NEW YORK (GenomeWeb) – A new study suggests that researchers can get a refined look at the microRNAs contributing to cancer by incorporating information on related messenger RNA (mRNA) and protein expression data.
"Compared with the miRNA rankings and modules constructed using only mRNA expression data, the rankings and modules constructed using mRNA and protein expression data were shown to have better performance," senior author Hyunju Lee, an electrical engineering and computer science researcher at Gwangju Institute of Science and Technology, and her co-authors wrote.
Lee and her colleagues from Korea considered differences in the ways that miRNA influences were ranked in almost 200 tumor samples from the Cancer Genome Atlas project using mRNA-miRNA and/or protein-miRNA interaction profiles. Their findings, published online yesterday in PLOS One, indicated that the combination of gene and protein expression profiles can help in constructing miRNA interaction modules — an approach that the investigators subsequently applied to uncover dozens of miRNA modules that appear to be relevant to the brain cancer glioblastoma.
The team turned to two different computational strategies to bring together miRNA, mRNA, and protein profiles for 192 tumor samples and 10 unmatched samples from TCGA, producing miRNA interaction modules through tweaks and expansions to available algorithms.

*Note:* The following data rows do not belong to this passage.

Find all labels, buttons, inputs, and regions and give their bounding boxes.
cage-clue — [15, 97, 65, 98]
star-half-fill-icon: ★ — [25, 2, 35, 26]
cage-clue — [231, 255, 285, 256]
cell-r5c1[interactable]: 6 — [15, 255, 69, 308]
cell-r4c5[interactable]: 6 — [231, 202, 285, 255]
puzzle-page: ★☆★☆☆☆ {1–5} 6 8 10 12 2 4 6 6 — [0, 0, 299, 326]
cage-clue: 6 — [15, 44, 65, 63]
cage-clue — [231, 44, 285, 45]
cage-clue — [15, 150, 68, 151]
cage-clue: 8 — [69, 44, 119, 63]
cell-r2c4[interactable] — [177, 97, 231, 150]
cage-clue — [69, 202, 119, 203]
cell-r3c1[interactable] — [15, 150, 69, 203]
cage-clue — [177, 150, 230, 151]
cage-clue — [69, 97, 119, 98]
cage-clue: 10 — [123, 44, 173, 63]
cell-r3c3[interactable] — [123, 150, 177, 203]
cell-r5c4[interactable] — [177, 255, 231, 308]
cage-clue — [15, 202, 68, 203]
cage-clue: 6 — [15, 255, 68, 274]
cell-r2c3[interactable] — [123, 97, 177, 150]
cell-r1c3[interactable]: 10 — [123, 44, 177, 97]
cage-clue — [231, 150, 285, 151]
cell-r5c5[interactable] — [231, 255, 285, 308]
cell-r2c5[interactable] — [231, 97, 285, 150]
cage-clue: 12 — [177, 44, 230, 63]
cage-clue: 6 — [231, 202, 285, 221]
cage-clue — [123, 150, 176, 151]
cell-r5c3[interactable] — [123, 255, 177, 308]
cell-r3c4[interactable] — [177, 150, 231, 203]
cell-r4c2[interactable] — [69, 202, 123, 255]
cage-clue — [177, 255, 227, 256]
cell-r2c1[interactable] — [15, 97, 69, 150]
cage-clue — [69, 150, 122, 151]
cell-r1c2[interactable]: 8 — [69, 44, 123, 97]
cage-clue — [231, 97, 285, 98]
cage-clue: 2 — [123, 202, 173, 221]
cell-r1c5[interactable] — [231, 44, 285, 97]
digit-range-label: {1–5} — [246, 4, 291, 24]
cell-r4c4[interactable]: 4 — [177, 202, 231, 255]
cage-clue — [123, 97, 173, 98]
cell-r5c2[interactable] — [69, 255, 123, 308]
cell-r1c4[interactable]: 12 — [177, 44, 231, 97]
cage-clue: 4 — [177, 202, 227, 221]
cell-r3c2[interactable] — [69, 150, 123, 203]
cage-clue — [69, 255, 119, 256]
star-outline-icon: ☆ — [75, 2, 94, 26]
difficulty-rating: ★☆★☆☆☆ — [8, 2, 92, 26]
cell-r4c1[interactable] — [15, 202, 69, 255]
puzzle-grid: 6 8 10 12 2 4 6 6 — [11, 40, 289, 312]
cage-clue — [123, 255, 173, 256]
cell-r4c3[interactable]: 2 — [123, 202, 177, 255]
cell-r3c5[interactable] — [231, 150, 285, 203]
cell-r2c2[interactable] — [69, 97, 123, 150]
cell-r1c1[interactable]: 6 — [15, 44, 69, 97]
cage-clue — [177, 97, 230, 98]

Although the researchers saw broad correlation between gene and protein expression levels, some differences did arise, prompting them to continue taking both mRNA levels and protein patterns into account when ranking miRNAs and producing miRNA interaction modules.
The team then focused on the glioblastoma tumors, comparing them with the normal samples. From the nearly 5,900 genes that were differentially expressed in glioblastoma, it picked a subset of genes with available protein expression data to do miRNA interaction analyses.
In addition to establishing rankings of the miRNAs that appear to be important in glioblastoma, the researchers used differential gene expression data, together with protein profiles and miRNA data, to narrow in on 52 glioblastoma-related miRNA modules. Each of the modules was made up of some 69 mRNA transcripts, 10 proteins, and half a dozen miRNAs, on average, they reported.
Through a series of analyses with existing functional data, the team validated some of these modules. It also did follow-up transfection, miRNA inhibitor, and expression experiments to take a closer look at miR-504, one of the most highly ranked miRNAs in glioblastoma.
In particular, the study's authors saw signs that miR-504 may act to suppress glioblastoma development. On the other hand, the available patient data hinted that enhanced miR-504 expression appeared to coincide with better outcomes in individuals with glioblastoma.
"In [the] future, our approach can be expanded to other cancer types in order to identify cancer-related miRNAs or genes," they wrote. "These analyses can be used for the determination of candidate markers for cancer therapy, following additional validation by other methods."